Colton shook his head. “I forgave you a long time ago, Vi. You know that. None of this is your fault.”

“I know. What happened to me isn’t my fault. But I’m sorry I couldn’t separate you from him.”

“You’re forgiven,” he said, squeezing my hand. A soft smile played on his lips. “You know what I think this calls for?”

“What?”

His fingers tickled my palm. “A forehead kiss, a junior bacon cheeseburger, fries, and a Frosty. If you want them.”

Warmth spread through me and a smile crept across my face. “I want all of that. But no bacon for me.”

“Of course. Bacon for me. No bacon for you.” Colton cupped my neck, his thumb in front of my ear before pulling me to him.

I closed my eyes as his lips pressed into my forehead, taking in the slightly wet dog version of his scent.

It was familiar, taking me back to a simultaneously simpler and more complicated time in my life.

He inhaled while his lips stayed attached to me, smelling my hair like he used to.

He sat back after a shorter kiss, then peppered down my cheek with tiny kisses that made me giggle.

I pulled him into a tight hug across the car’s console.

“Thank you for coming.
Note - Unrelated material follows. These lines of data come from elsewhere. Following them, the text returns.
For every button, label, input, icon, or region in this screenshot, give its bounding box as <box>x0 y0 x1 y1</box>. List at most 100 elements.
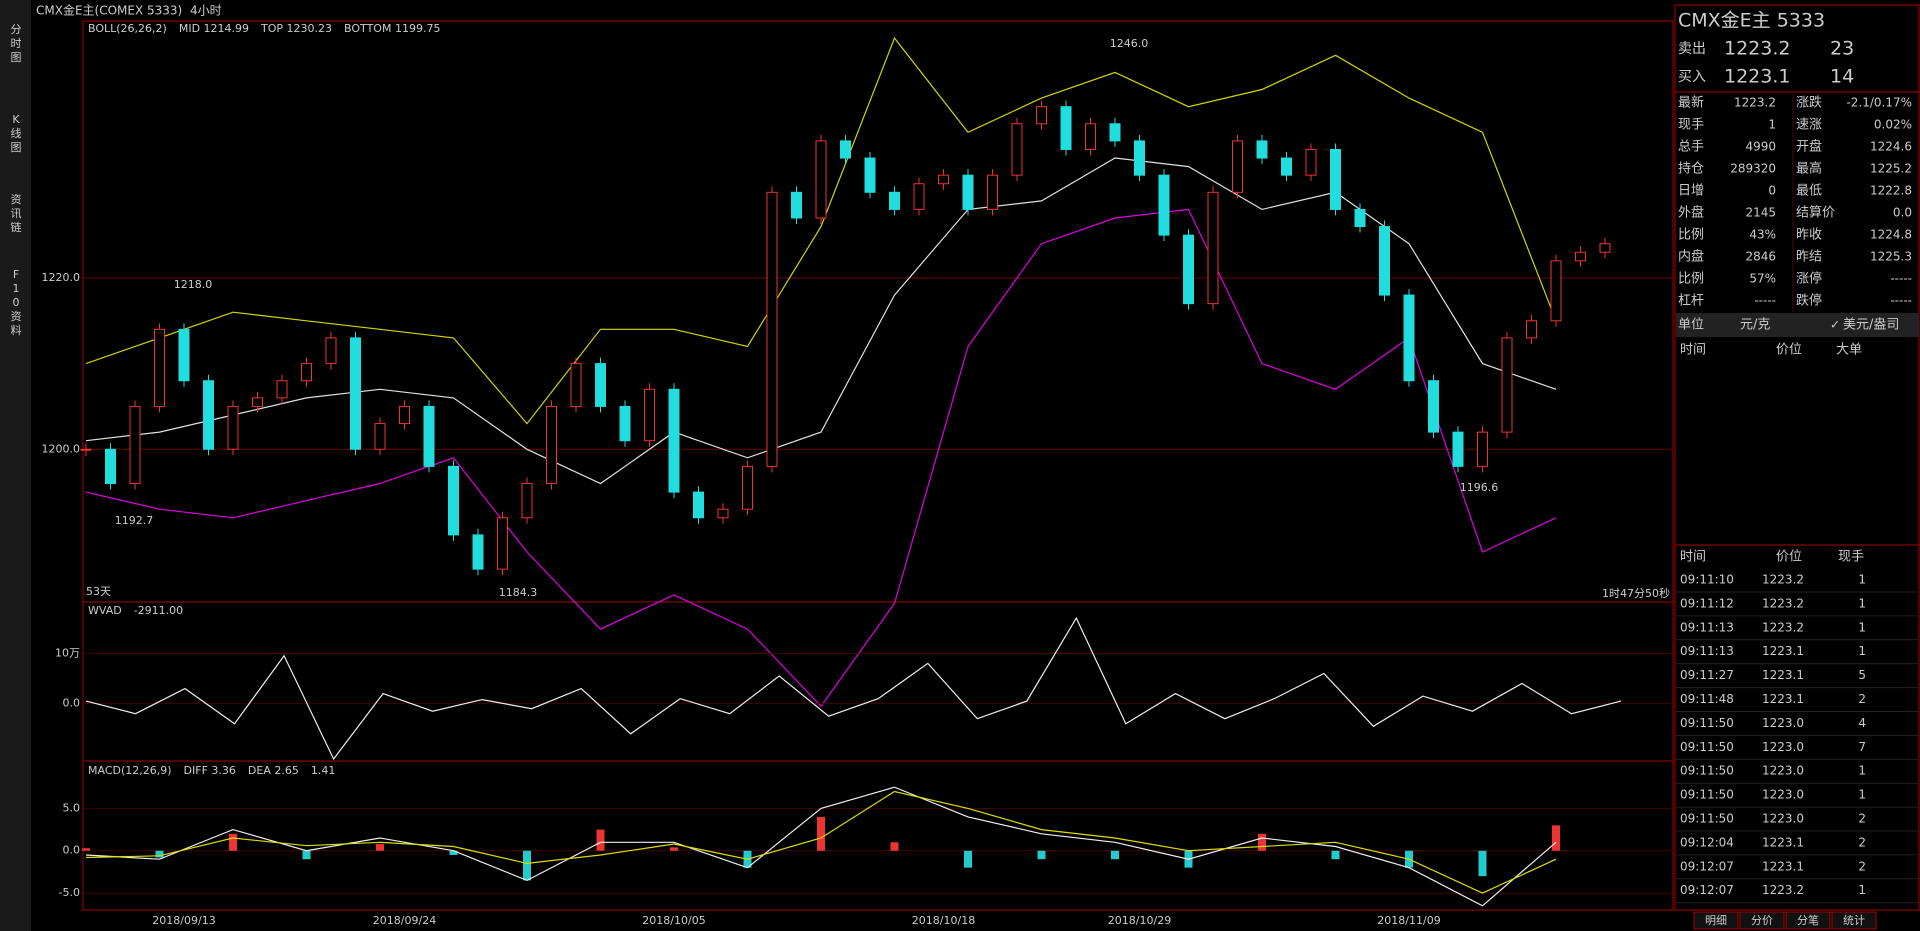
trade-price: 1223.1 <box>1762 668 1804 682</box>
trade-time: 09:11:13 <box>1680 620 1734 634</box>
tab[interactable] <box>1785 911 1831 930</box>
candle <box>619 405 631 442</box>
quote-value: 1225.3 <box>1870 250 1912 264</box>
macd-bar <box>1331 850 1340 860</box>
trade-vol: 2 <box>1858 859 1866 873</box>
quote-value: 1 <box>1768 118 1776 132</box>
days: 53天 <box>86 585 111 598</box>
candle <box>766 191 778 467</box>
trade-price: 1223.0 <box>1762 788 1804 802</box>
price: 1223.1 <box>1724 66 1790 88</box>
trade-time: 09:11:10 <box>1680 573 1734 587</box>
macd-bar <box>596 829 605 851</box>
tab-label[interactable]: 统计 <box>1843 914 1865 927</box>
quote-key: 内盘 <box>1678 249 1704 265</box>
tab[interactable] <box>1739 911 1785 930</box>
macd-bar <box>1478 850 1487 877</box>
candle <box>815 140 827 219</box>
tab-label[interactable]: 图 <box>11 51 22 64</box>
candle <box>1452 431 1464 467</box>
tab-label[interactable]: 分价 <box>1751 914 1773 927</box>
tab-label[interactable]: K <box>12 113 20 126</box>
macd-bar <box>817 816 825 851</box>
chart-frame <box>82 20 1674 911</box>
tab-label[interactable]: 1 <box>13 282 20 295</box>
candle <box>1526 320 1537 339</box>
tab[interactable] <box>1831 911 1877 930</box>
candle <box>1109 123 1121 142</box>
y-tick-label: 10万 <box>55 646 80 659</box>
trade-price: 1223.1 <box>1762 859 1804 873</box>
candle <box>1183 234 1194 305</box>
quote-value: 57% <box>1749 272 1776 286</box>
quote-value: ----- <box>1890 272 1912 286</box>
trade-price: 1223.0 <box>1762 716 1804 730</box>
trade-header: 时间 <box>1680 550 1706 565</box>
macd-bar <box>302 850 311 860</box>
quote-key: 涨停 <box>1796 271 1822 287</box>
trade-time: 09:11:48 <box>1680 692 1734 706</box>
trade-time: 09:12:07 <box>1680 883 1734 897</box>
quote-frame <box>1674 4 1920 911</box>
candle <box>521 483 533 519</box>
trade-vol: 1 <box>1858 764 1866 778</box>
macd-bar <box>449 850 458 855</box>
candle <box>105 448 116 485</box>
trade-price: 1223.1 <box>1762 644 1804 658</box>
unit[interactable]: 美元/盎司 <box>1843 318 1899 333</box>
tab-label[interactable]: 0 <box>13 296 20 309</box>
legend: -2911.00 <box>134 604 183 617</box>
tab-label[interactable]: 明细 <box>1705 914 1727 927</box>
macd-bar <box>155 850 164 858</box>
macd-bar <box>1111 850 1119 860</box>
candle <box>497 517 508 570</box>
quote-value: -2.1/0.17% <box>1846 96 1912 110</box>
trade-price: 1223.0 <box>1762 764 1804 778</box>
tab-label[interactable]: 资 <box>11 193 22 206</box>
trade-price: 1223.2 <box>1762 573 1804 587</box>
tab-label[interactable]: 分 <box>11 23 22 36</box>
tab-label[interactable]: 讯 <box>11 207 22 220</box>
candle <box>938 174 949 185</box>
trade-price: 1223.2 <box>1762 620 1804 634</box>
tab-label[interactable]: 线 <box>11 126 22 140</box>
quote-value: 43% <box>1749 228 1776 242</box>
quote-key: 总手 <box>1678 140 1704 155</box>
tab-label[interactable]: 分笔 <box>1797 913 1819 927</box>
quote-value: 0.02% <box>1874 118 1912 132</box>
wvad-line <box>85 616 1622 761</box>
tab-label[interactable]: 图 <box>11 141 22 154</box>
trade-time: 09:11:13 <box>1680 644 1734 658</box>
price: 1223.2 <box>1724 38 1790 60</box>
trade-vol: 1 <box>1858 573 1866 587</box>
candle <box>203 380 214 450</box>
trade-vol: 1 <box>1858 788 1866 802</box>
candle <box>1403 294 1415 382</box>
sidebar <box>0 0 31 931</box>
candle <box>717 508 729 519</box>
tab-label[interactable]: 料 <box>11 323 22 337</box>
quote-key: 最高 <box>1796 161 1822 177</box>
candle <box>1428 380 1439 433</box>
legend: DEA 2.65 <box>248 764 299 777</box>
candle <box>1550 260 1562 322</box>
quote-key: 速涨 <box>1796 118 1822 133</box>
candle <box>350 337 361 450</box>
unit-bar <box>1676 313 1919 337</box>
macd-bar <box>890 842 899 851</box>
tab-label[interactable]: 时 <box>11 37 22 50</box>
unit[interactable]: 元/克 <box>1740 318 1770 333</box>
trade-time: 09:11:50 <box>1680 788 1734 802</box>
quote-value: 4990 <box>1745 140 1776 154</box>
y-tick-label: -5.0 <box>59 886 80 899</box>
tab-label[interactable]: 资 <box>11 310 22 323</box>
tab-label[interactable]: F <box>13 268 19 281</box>
legend: DIFF 3.36 <box>184 764 236 777</box>
tab-label[interactable]: 链 <box>11 220 22 234</box>
candle <box>742 465 753 510</box>
macd-bar <box>523 850 531 881</box>
candle <box>791 191 802 219</box>
period[interactable]: 4小时 <box>190 4 222 18</box>
tab[interactable] <box>1693 911 1739 930</box>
For being here for me.”

“Thanks for calling,” he said before kissing my hair. “And for trusting me.”

We pulled back and looked into each other’s eyes, and for a moment, I considered kissing him. It had been so long, and seeing him felt surreal. And now I knew why he scared me so badly, and that he was never the enemy.

My parents remained the only barrier, and I was a grown adult. If they couldn’t accept my decisions, that was their loss. Colton and I had no reason not to kiss, not to date, not to let ourselves love each other.

Except for one. One very big reason.

What if I let him in again, only to get triggered and push him away? What if my healing process wore him down? What if I broke him? What if I sent him to the depths of depression, ruined his career?

I must have marinated for too long, because Colton’s smile turned wry. “Let’s go smash some food.”